Le cataclysme de la révolution d’octobre 1917 balaie instantanément ce château de cartes. Du jour au lendemain, Vladimir se retrouve totalement ruiné, en possession d’un portefeuille d’obligations russes qui ne valent plus rien et ne sont plus cotées sur aucune place financière.

L’ancien dandy entame alors une douloureuse descente linguistique et sociale sur la Riviera française. Réfugié à Nice avec sa fille Zika, il ne doit sa survie qu’à la compassion d’un restaurateur niçois qui accepte de les nourrir tous les deux pendant une longue période, prenant en gage les obligations russes démonétisées, dans l’espoir incertain d’un retour à l’ordre ancien. Pour subsister et payer ses dépenses quotidiennes, l’ancien magistrat se met à peindre des aquarelles qu’il vend aux passants et aux touristes.

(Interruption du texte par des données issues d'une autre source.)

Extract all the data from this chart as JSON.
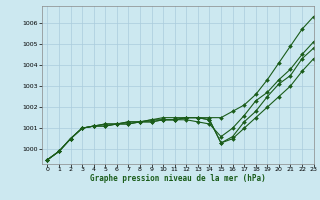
{
  "title": "Graphe pression niveau de la mer (hPa)",
  "bg_color": "#cce8f0",
  "grid_color": "#aaccdd",
  "line_color": "#1a5c1a",
  "xlim": [
    -0.5,
    23
  ],
  "ylim": [
    999.3,
    1006.8
  ],
  "yticks": [
    1000,
    1001,
    1002,
    1003,
    1004,
    1005,
    1006
  ],
  "xticks": [
    0,
    1,
    2,
    3,
    4,
    5,
    6,
    7,
    8,
    9,
    10,
    11,
    12,
    13,
    14,
    15,
    16,
    17,
    18,
    19,
    20,
    21,
    22,
    23
  ],
  "hours": [
    0,
    1,
    2,
    3,
    4,
    5,
    6,
    7,
    8,
    9,
    10,
    11,
    12,
    13,
    14,
    15,
    16,
    17,
    18,
    19,
    20,
    21,
    22,
    23
  ],
  "line1": [
    999.5,
    999.9,
    1000.5,
    1001.0,
    1001.1,
    1001.2,
    1001.2,
    1001.3,
    1001.3,
    1001.4,
    1001.5,
    1001.5,
    1001.5,
    1001.5,
    1001.5,
    1001.5,
    1001.8,
    1002.1,
    1002.6,
    1003.3,
    1004.1,
    1004.9,
    1005.7,
    1006.3
  ],
  "line2": [
    999.5,
    999.9,
    1000.5,
    1001.0,
    1001.1,
    1001.2,
    1001.2,
    1001.3,
    1001.3,
    1001.4,
    1001.4,
    1001.4,
    1001.4,
    1001.3,
    1001.2,
    1000.6,
    1001.0,
    1001.6,
    1002.3,
    1002.7,
    1003.3,
    1003.8,
    1004.5,
    1005.1
  ],
  "line3": [
    999.5,
    999.9,
    1000.5,
    1001.0,
    1001.1,
    1001.1,
    1001.2,
    1001.2,
    1001.3,
    1001.3,
    1001.4,
    1001.4,
    1001.5,
    1001.5,
    1001.4,
    1000.3,
    1000.6,
    1001.3,
    1001.8,
    1002.5,
    1003.1,
    1003.5,
    1004.3,
    1004.8
  ],
  "line4": [
    999.5,
    999.9,
    1000.5,
    1001.0,
    1001.1,
    1001.1,
    1001.2,
    1001.2,
    1001.3,
    1001.3,
    1001.4,
    1001.4,
    1001.5,
    1001.5,
    1001.4,
    1000.3,
    1000.5,
    1001.0,
    1001.5,
    1002.0,
    1002.5,
    1003.0,
    1003.7,
    1004.3
  ]
}
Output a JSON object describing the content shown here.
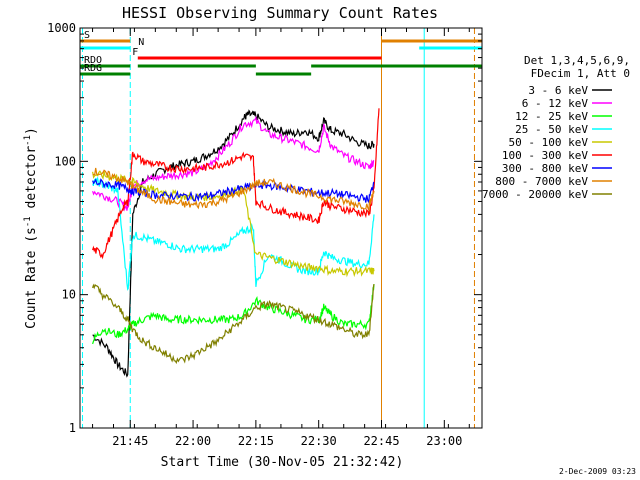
{
  "chart_data": {
    "type": "line",
    "title": "HESSI Observing Summary Count Rates",
    "xlabel": "Start Time (30-Nov-05 21:32:42)",
    "ylabel_main": "Count Rate (s",
    "ylabel_sup1": "-1",
    "ylabel_mid": " detector",
    "ylabel_sup2": "-1",
    "ylabel_end": ")",
    "yscale": "log",
    "ylim": [
      1,
      1000
    ],
    "xlim_minutes": [
      21.55,
      23.15
    ],
    "x_ticks": [
      {
        "label": "21:45",
        "t": 21.75
      },
      {
        "label": "22:00",
        "t": 22.0
      },
      {
        "label": "22:15",
        "t": 22.25
      },
      {
        "label": "22:30",
        "t": 22.5
      },
      {
        "label": "22:45",
        "t": 22.75
      },
      {
        "label": "23:00",
        "t": 23.0
      }
    ],
    "y_ticks": [
      {
        "label": "1",
        "v": 1
      },
      {
        "label": "10",
        "v": 10
      },
      {
        "label": "100",
        "v": 100
      },
      {
        "label": "1000",
        "v": 1000
      }
    ],
    "legend_header": [
      "Det 1,3,4,5,6,9,",
      "FDecim 1, Att 0"
    ],
    "stamp": "2-Dec-2009 03:23",
    "series": [
      {
        "name": "3 - 6 keV",
        "color": "#000000",
        "x": [
          21.6,
          21.66,
          21.7,
          21.74,
          21.76,
          21.8,
          21.85,
          21.9,
          21.95,
          22.0,
          22.05,
          22.1,
          22.15,
          22.2,
          22.22,
          22.25,
          22.3,
          22.35,
          22.4,
          22.45,
          22.5,
          22.52,
          22.55,
          22.6,
          22.65,
          22.7,
          22.72
        ],
        "y": [
          5,
          4,
          3,
          2.5,
          40,
          70,
          80,
          90,
          95,
          100,
          110,
          125,
          155,
          210,
          225,
          220,
          180,
          170,
          160,
          170,
          150,
          200,
          170,
          160,
          140,
          130,
          135
        ]
      },
      {
        "name": "6 - 12 keV",
        "color": "#ff00ff",
        "x": [
          21.6,
          21.65,
          21.7,
          21.74,
          21.76,
          21.8,
          21.85,
          21.9,
          21.95,
          22.0,
          22.05,
          22.1,
          22.15,
          22.2,
          22.25,
          22.3,
          22.35,
          22.4,
          22.45,
          22.5,
          22.52,
          22.55,
          22.6,
          22.65,
          22.7,
          22.72
        ],
        "y": [
          60,
          55,
          50,
          45,
          65,
          72,
          75,
          78,
          80,
          82,
          90,
          110,
          140,
          190,
          200,
          160,
          150,
          140,
          130,
          120,
          180,
          130,
          110,
          100,
          90,
          100
        ]
      },
      {
        "name": "12 - 25 keV",
        "color": "#00ff00",
        "x": [
          21.6,
          21.64,
          21.7,
          21.74,
          21.76,
          21.8,
          21.85,
          21.9,
          21.95,
          22.0,
          22.05,
          22.1,
          22.15,
          22.2,
          22.25,
          22.3,
          22.35,
          22.4,
          22.45,
          22.5,
          22.52,
          22.55,
          22.6,
          22.65,
          22.7,
          22.72
        ],
        "y": [
          4.5,
          5.5,
          5,
          5.5,
          6,
          6.5,
          7,
          6.5,
          6.5,
          6.5,
          6.5,
          6.5,
          6.5,
          7,
          9,
          8,
          7.5,
          7,
          6.5,
          6.5,
          8,
          7,
          6,
          6,
          6,
          12
        ]
      },
      {
        "name": "25 - 50 keV",
        "color": "#00ffff",
        "x": [
          21.6,
          21.62,
          21.66,
          21.7,
          21.74,
          21.76,
          21.8,
          21.85,
          21.9,
          21.95,
          22.0,
          22.05,
          22.1,
          22.15,
          22.2,
          22.24,
          22.25,
          22.3,
          22.35,
          22.4,
          22.45,
          22.5,
          22.52,
          22.55,
          22.6,
          22.65,
          22.7,
          22.72
        ],
        "y": [
          70,
          70,
          65,
          60,
          11,
          28,
          27,
          25,
          24,
          22,
          22,
          22,
          22,
          25,
          30,
          32,
          12,
          20,
          18,
          16,
          15,
          15,
          21,
          19,
          18,
          17,
          17,
          40
        ]
      },
      {
        "name": "50 - 100 keV",
        "color": "#c8c800",
        "x": [
          21.6,
          21.65,
          21.7,
          21.74,
          21.76,
          21.8,
          21.85,
          21.9,
          21.95,
          22.0,
          22.05,
          22.1,
          22.15,
          22.2,
          22.25,
          22.3,
          22.35,
          22.4,
          22.45,
          22.5,
          22.55,
          22.6,
          22.65,
          22.7,
          22.72
        ],
        "y": [
          80,
          78,
          75,
          72,
          70,
          65,
          60,
          58,
          55,
          54,
          54,
          55,
          58,
          62,
          20,
          19,
          18,
          17,
          16,
          16,
          15,
          15,
          15,
          15,
          15
        ]
      },
      {
        "name": "100 - 300 keV",
        "color": "#ff0000",
        "x": [
          21.6,
          21.64,
          21.68,
          21.72,
          21.74,
          21.76,
          21.8,
          21.85,
          21.9,
          21.95,
          22.0,
          22.05,
          22.1,
          22.15,
          22.2,
          22.24,
          22.25,
          22.3,
          22.35,
          22.4,
          22.45,
          22.5,
          22.52,
          22.55,
          22.6,
          22.65,
          22.7,
          22.72,
          22.74
        ],
        "y": [
          22,
          20,
          30,
          45,
          50,
          115,
          100,
          95,
          90,
          88,
          88,
          90,
          95,
          100,
          110,
          105,
          50,
          45,
          42,
          40,
          38,
          36,
          50,
          46,
          44,
          42,
          40,
          60,
          250
        ]
      },
      {
        "name": "300 - 800 keV",
        "color": "#0000ff",
        "x": [
          21.6,
          21.65,
          21.7,
          21.74,
          21.76,
          21.8,
          21.85,
          21.9,
          21.95,
          22.0,
          22.05,
          22.1,
          22.15,
          22.2,
          22.25,
          22.3,
          22.35,
          22.4,
          22.45,
          22.5,
          22.55,
          22.6,
          22.65,
          22.7,
          22.72
        ],
        "y": [
          70,
          68,
          66,
          62,
          60,
          58,
          56,
          55,
          55,
          54,
          55,
          57,
          60,
          63,
          66,
          66,
          64,
          62,
          60,
          58,
          58,
          56,
          54,
          52,
          70
        ]
      },
      {
        "name": "800 - 7000 keV",
        "color": "#e08000",
        "x": [
          21.6,
          21.65,
          21.7,
          21.74,
          21.76,
          21.8,
          21.85,
          21.9,
          21.95,
          22.0,
          22.05,
          22.1,
          22.15,
          22.2,
          22.25,
          22.3,
          22.35,
          22.4,
          22.45,
          22.5,
          22.55,
          22.6,
          22.65,
          22.7,
          22.72
        ],
        "y": [
          85,
          80,
          75,
          70,
          65,
          58,
          52,
          50,
          48,
          47,
          48,
          50,
          54,
          60,
          68,
          70,
          66,
          62,
          58,
          55,
          52,
          50,
          48,
          46,
          60
        ]
      },
      {
        "name": "7000 - 20000 keV",
        "color": "#808000",
        "x": [
          21.6,
          21.64,
          21.7,
          21.74,
          21.76,
          21.8,
          21.85,
          21.9,
          21.95,
          22.0,
          22.05,
          22.1,
          22.15,
          22.2,
          22.25,
          22.3,
          22.35,
          22.4,
          22.45,
          22.5,
          22.55,
          22.6,
          22.65,
          22.7,
          22.72
        ],
        "y": [
          12,
          10,
          8,
          6.5,
          5.5,
          4.5,
          4,
          3.5,
          3.2,
          3.5,
          4,
          4.5,
          5.5,
          6.5,
          8,
          8.5,
          8,
          7.5,
          7,
          6.5,
          6,
          5.5,
          5,
          5,
          12
        ]
      }
    ],
    "flags": [
      {
        "label": "S",
        "color": "#e08000",
        "y_label": 1,
        "segments": [
          [
            21.55,
            21.75
          ]
        ]
      },
      {
        "label": "N",
        "color": "#00ffff",
        "y_label": 2,
        "segments": [
          [
            21.55,
            21.75
          ],
          [
            22.9,
            23.15
          ]
        ]
      },
      {
        "label": "F",
        "color": "#ff0000",
        "y_label": 3,
        "segments": [
          [
            21.78,
            22.75
          ]
        ]
      },
      {
        "label": "RDO",
        "color": "#008000",
        "y_label": 4,
        "segments": [
          [
            21.55,
            21.75
          ],
          [
            21.78,
            22.25
          ],
          [
            22.47,
            23.15
          ]
        ]
      },
      {
        "label": "RDG",
        "color": "#008000",
        "y_label": 5,
        "segments": [
          [
            21.55,
            21.75
          ],
          [
            22.25,
            22.47
          ]
        ]
      },
      {
        "label": "",
        "color": "#e08000",
        "y_label": 0,
        "segments": [
          [
            22.75,
            23.15
          ]
        ]
      }
    ],
    "vlines": [
      {
        "t": 21.56,
        "color": "#00ffff",
        "dash": true
      },
      {
        "t": 21.75,
        "color": "#00ffff",
        "dash": true
      },
      {
        "t": 22.75,
        "color": "#e08000",
        "dash": false
      },
      {
        "t": 22.92,
        "color": "#00ffff",
        "dash": false
      },
      {
        "t": 23.12,
        "color": "#e08000",
        "dash": true
      }
    ]
  }
}
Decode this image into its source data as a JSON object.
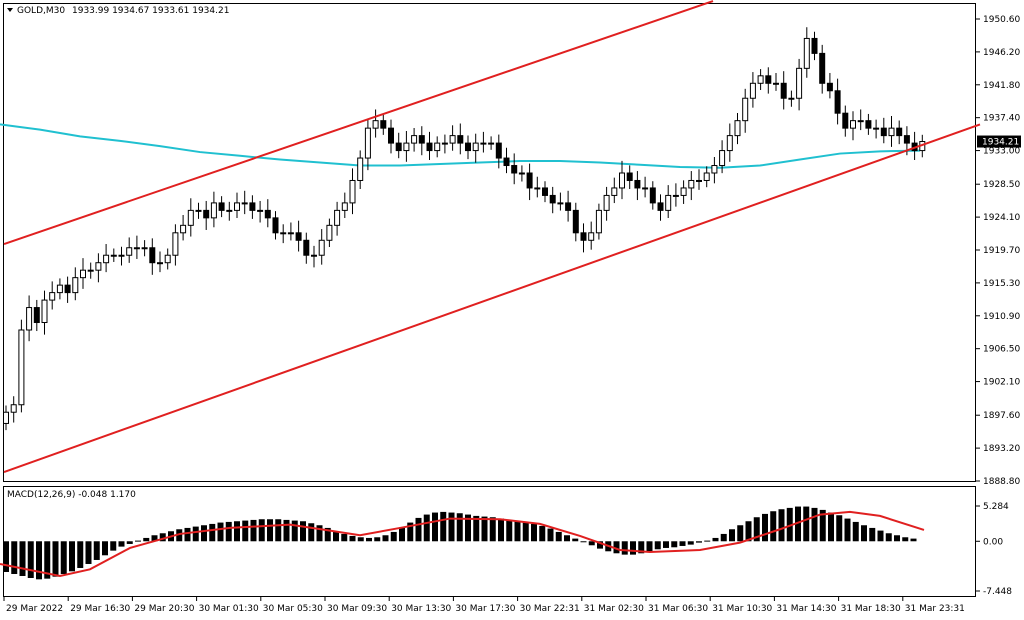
{
  "header": {
    "symbol": "GOLD,M30",
    "ohlc": "1933.99 1934.67 1933.61 1934.21",
    "indicator": "MACD(12,26,9) -0.048 1.170"
  },
  "price_label": "1934.21",
  "colors": {
    "channel": "#e02020",
    "ma": "#20c0d0",
    "macd_signal": "#e02020",
    "bull_fill": "#ffffff",
    "bear_fill": "#000000",
    "grid": "#000000"
  },
  "chart_data": [
    {
      "type": "candlestick",
      "title": "GOLD,M30",
      "ylim": [
        1888.8,
        1953.0
      ],
      "y_ticks": [
        "1950.60",
        "1946.20",
        "1941.80",
        "1937.40",
        "1933.00",
        "1928.50",
        "1924.10",
        "1919.70",
        "1915.30",
        "1910.90",
        "1906.50",
        "1902.10",
        "1897.60",
        "1893.20",
        "1888.80"
      ],
      "x_ticks": [
        "29 Mar 2022",
        "29 Mar 16:30",
        "29 Mar 20:30",
        "30 Mar 01:30",
        "30 Mar 05:30",
        "30 Mar 09:30",
        "30 Mar 13:30",
        "30 Mar 17:30",
        "30 Mar 22:31",
        "31 Mar 02:30",
        "31 Mar 06:30",
        "31 Mar 10:30",
        "31 Mar 14:30",
        "31 Mar 18:30",
        "31 Mar 23:31"
      ],
      "current_price": 1934.21,
      "close": [
        1898,
        1899,
        1909,
        1912,
        1910,
        1913,
        1914,
        1915,
        1914,
        1916,
        1917,
        1917,
        1918,
        1919,
        1919,
        1919,
        1920,
        1920,
        1920,
        1918,
        1918,
        1919,
        1922,
        1923,
        1925,
        1925,
        1924,
        1926,
        1925,
        1925,
        1926,
        1926,
        1925,
        1925,
        1924,
        1922,
        1922,
        1922,
        1921,
        1919,
        1919,
        1921,
        1923,
        1925,
        1926,
        1929,
        1932,
        1936,
        1937,
        1936,
        1934,
        1933,
        1934,
        1935,
        1934,
        1933,
        1934,
        1934,
        1935,
        1934,
        1933,
        1934,
        1934,
        1934,
        1932,
        1931,
        1930,
        1930,
        1928,
        1928,
        1927,
        1926,
        1926,
        1925,
        1922,
        1921,
        1922,
        1925,
        1927,
        1928,
        1930,
        1929,
        1928,
        1928,
        1926,
        1925,
        1927,
        1927,
        1928,
        1929,
        1929,
        1930,
        1931,
        1933,
        1935,
        1937,
        1940,
        1942,
        1943,
        1942,
        1942,
        1940,
        1940,
        1944,
        1948,
        1946,
        1942,
        1941,
        1938,
        1936,
        1937,
        1937,
        1936,
        1936,
        1935,
        1936,
        1935,
        1934,
        1933,
        1934.21
      ],
      "ma": [
        [
          0,
          1936.5
        ],
        [
          40,
          1935.8
        ],
        [
          80,
          1934.9
        ],
        [
          120,
          1934.3
        ],
        [
          160,
          1933.6
        ],
        [
          200,
          1932.8
        ],
        [
          240,
          1932.3
        ],
        [
          280,
          1931.8
        ],
        [
          320,
          1931.4
        ],
        [
          360,
          1931.0
        ],
        [
          400,
          1931.0
        ],
        [
          440,
          1931.2
        ],
        [
          480,
          1931.4
        ],
        [
          520,
          1931.6
        ],
        [
          560,
          1931.6
        ],
        [
          600,
          1931.4
        ],
        [
          640,
          1931.1
        ],
        [
          680,
          1930.8
        ],
        [
          720,
          1930.7
        ],
        [
          760,
          1931.0
        ],
        [
          800,
          1931.8
        ],
        [
          840,
          1932.6
        ],
        [
          880,
          1932.9
        ],
        [
          920,
          1933.0
        ]
      ],
      "channel_upper": [
        [
          0,
          1920.5
        ],
        [
          713,
          1953.0
        ]
      ],
      "channel_lower": [
        [
          0,
          1890.0
        ],
        [
          980,
          1936.5
        ]
      ]
    },
    {
      "type": "bar",
      "title": "MACD(12,26,9)",
      "ylim": [
        -7.448,
        5.284
      ],
      "y_ticks": [
        "5.284",
        "0.00",
        "-7.448"
      ],
      "histogram": [
        -4.6,
        -4.9,
        -5.2,
        -5.5,
        -5.7,
        -5.6,
        -5.3,
        -4.9,
        -4.5,
        -4.0,
        -3.4,
        -2.8,
        -2.1,
        -1.4,
        -0.8,
        -0.4,
        0.1,
        0.5,
        0.9,
        1.2,
        1.5,
        1.8,
        2.0,
        2.2,
        2.4,
        2.6,
        2.8,
        2.9,
        3.0,
        3.1,
        3.2,
        3.3,
        3.3,
        3.3,
        3.2,
        3.1,
        3.0,
        2.7,
        2.4,
        2.0,
        1.5,
        1.1,
        0.8,
        0.6,
        0.5,
        0.6,
        0.9,
        1.4,
        2.1,
        2.8,
        3.5,
        4.0,
        4.3,
        4.4,
        4.3,
        4.2,
        4.0,
        3.8,
        3.7,
        3.6,
        3.4,
        3.2,
        3.0,
        2.8,
        2.6,
        2.3,
        1.9,
        1.4,
        0.9,
        0.4,
        -0.1,
        -0.6,
        -1.1,
        -1.5,
        -1.8,
        -2.0,
        -2.0,
        -1.8,
        -1.5,
        -1.2,
        -1.0,
        -0.9,
        -0.7,
        -0.5,
        -0.2,
        0.1,
        0.5,
        1.1,
        1.8,
        2.4,
        3.0,
        3.6,
        4.1,
        4.5,
        4.8,
        5.0,
        5.2,
        5.2,
        5.0,
        4.7,
        4.3,
        3.9,
        3.4,
        2.9,
        2.4,
        2.0,
        1.6,
        1.2,
        0.9,
        0.6,
        0.4
      ],
      "signal": [
        [
          0,
          -3.4
        ],
        [
          60,
          -5.2
        ],
        [
          90,
          -4.2
        ],
        [
          130,
          -1.0
        ],
        [
          180,
          1.1
        ],
        [
          230,
          2.0
        ],
        [
          290,
          2.5
        ],
        [
          330,
          1.6
        ],
        [
          360,
          0.9
        ],
        [
          400,
          2.0
        ],
        [
          450,
          3.4
        ],
        [
          500,
          3.3
        ],
        [
          540,
          2.6
        ],
        [
          580,
          0.8
        ],
        [
          620,
          -1.3
        ],
        [
          650,
          -1.6
        ],
        [
          700,
          -1.3
        ],
        [
          740,
          -0.2
        ],
        [
          780,
          1.8
        ],
        [
          820,
          4.0
        ],
        [
          850,
          4.4
        ],
        [
          880,
          3.8
        ],
        [
          924,
          1.7
        ]
      ]
    }
  ]
}
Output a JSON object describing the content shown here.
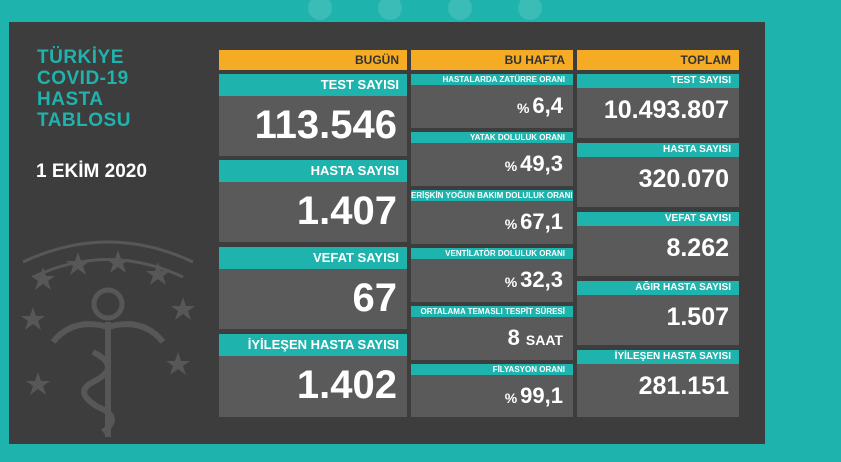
{
  "title_lines": [
    "TÜRKİYE",
    "COVID-19",
    "HASTA",
    "TABLOSU"
  ],
  "date": "1 EKİM 2020",
  "colors": {
    "teal": "#1fb3ad",
    "orange": "#f5ab23",
    "board": "#3d3d3d",
    "card": "#5a5a5a"
  },
  "headers": {
    "today": "BUGÜN",
    "week": "BU HAFTA",
    "total": "TOPLAM"
  },
  "today": [
    {
      "label": "TEST SAYISI",
      "value": "113.546"
    },
    {
      "label": "HASTA SAYISI",
      "value": "1.407"
    },
    {
      "label": "VEFAT SAYISI",
      "value": "67"
    },
    {
      "label": "İYİLEŞEN HASTA SAYISI",
      "value": "1.402"
    }
  ],
  "week": [
    {
      "label": "HASTALARDA ZATÜRRE ORANI",
      "prefix": "%",
      "value": "6,4",
      "unit": ""
    },
    {
      "label": "YATAK DOLULUK ORANI",
      "prefix": "%",
      "value": "49,3",
      "unit": ""
    },
    {
      "label": "ERİŞKİN YOĞUN BAKIM DOLULUK ORANI",
      "prefix": "%",
      "value": "67,1",
      "unit": ""
    },
    {
      "label": "VENTİLATÖR DOLULUK ORANI",
      "prefix": "%",
      "value": "32,3",
      "unit": ""
    },
    {
      "label": "ORTALAMA TEMASLI TESPİT SÜRESİ",
      "prefix": "",
      "value": "8",
      "unit": "SAAT"
    },
    {
      "label": "FİLYASYON ORANI",
      "prefix": "%",
      "value": "99,1",
      "unit": ""
    }
  ],
  "total": [
    {
      "label": "TEST SAYISI",
      "value": "10.493.807"
    },
    {
      "label": "HASTA SAYISI",
      "value": "320.070"
    },
    {
      "label": "VEFAT SAYISI",
      "value": "8.262"
    },
    {
      "label": "AĞIR HASTA SAYISI",
      "value": "1.507"
    },
    {
      "label": "İYİLEŞEN HASTA SAYISI",
      "value": "281.151"
    }
  ],
  "icons": {
    "emblem": "ministry-of-health-emblem-icon"
  }
}
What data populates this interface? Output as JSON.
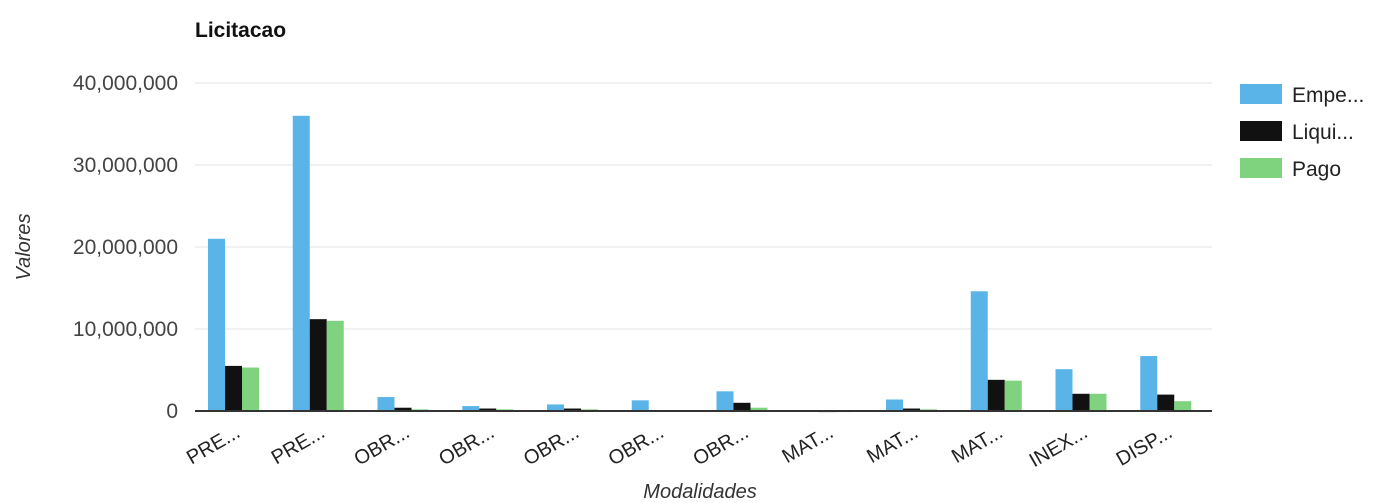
{
  "chart_data": {
    "type": "bar",
    "title": "Licitacao",
    "xlabel": "Modalidades",
    "ylabel": "Valores",
    "ylim": [
      0,
      40000000
    ],
    "yticks": [
      0,
      10000000,
      20000000,
      30000000,
      40000000
    ],
    "ytick_labels": [
      "0",
      "10,000,000",
      "20,000,000",
      "30,000,000",
      "40,000,000"
    ],
    "grid": true,
    "legend_position": "top-right",
    "categories": [
      "PRE...",
      "PRE...",
      "OBR...",
      "OBR...",
      "OBR...",
      "OBR...",
      "OBR...",
      "MAT...",
      "MAT...",
      "MAT...",
      "INEX...",
      "DISP..."
    ],
    "series": [
      {
        "name": "Empe...",
        "color": "#5ab4e8",
        "values": [
          21000000,
          36000000,
          1700000,
          600000,
          800000,
          1300000,
          2400000,
          100000,
          1400000,
          14600000,
          5100000,
          6700000
        ]
      },
      {
        "name": "Liqui...",
        "color": "#111111",
        "values": [
          5500000,
          11200000,
          400000,
          300000,
          300000,
          100000,
          1000000,
          50000,
          300000,
          3800000,
          2100000,
          2000000
        ]
      },
      {
        "name": "Pago",
        "color": "#7fd37f",
        "values": [
          5300000,
          11000000,
          200000,
          200000,
          200000,
          100000,
          400000,
          50000,
          200000,
          3700000,
          2100000,
          1200000
        ]
      }
    ]
  }
}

C’est dans cette précarité, bien loin des salons dorés de Saint-Pétersbourg, que Vladimir Pavlovitch Bérédnikoff s’éteint à Nice en 1922, emporté à son tour par les complications opératoires d’un cancer. Il laissait derrière lui le souvenir d’un homme complexe, fier et spirituel, ultime vestige d’un monde balayé par l’histoire.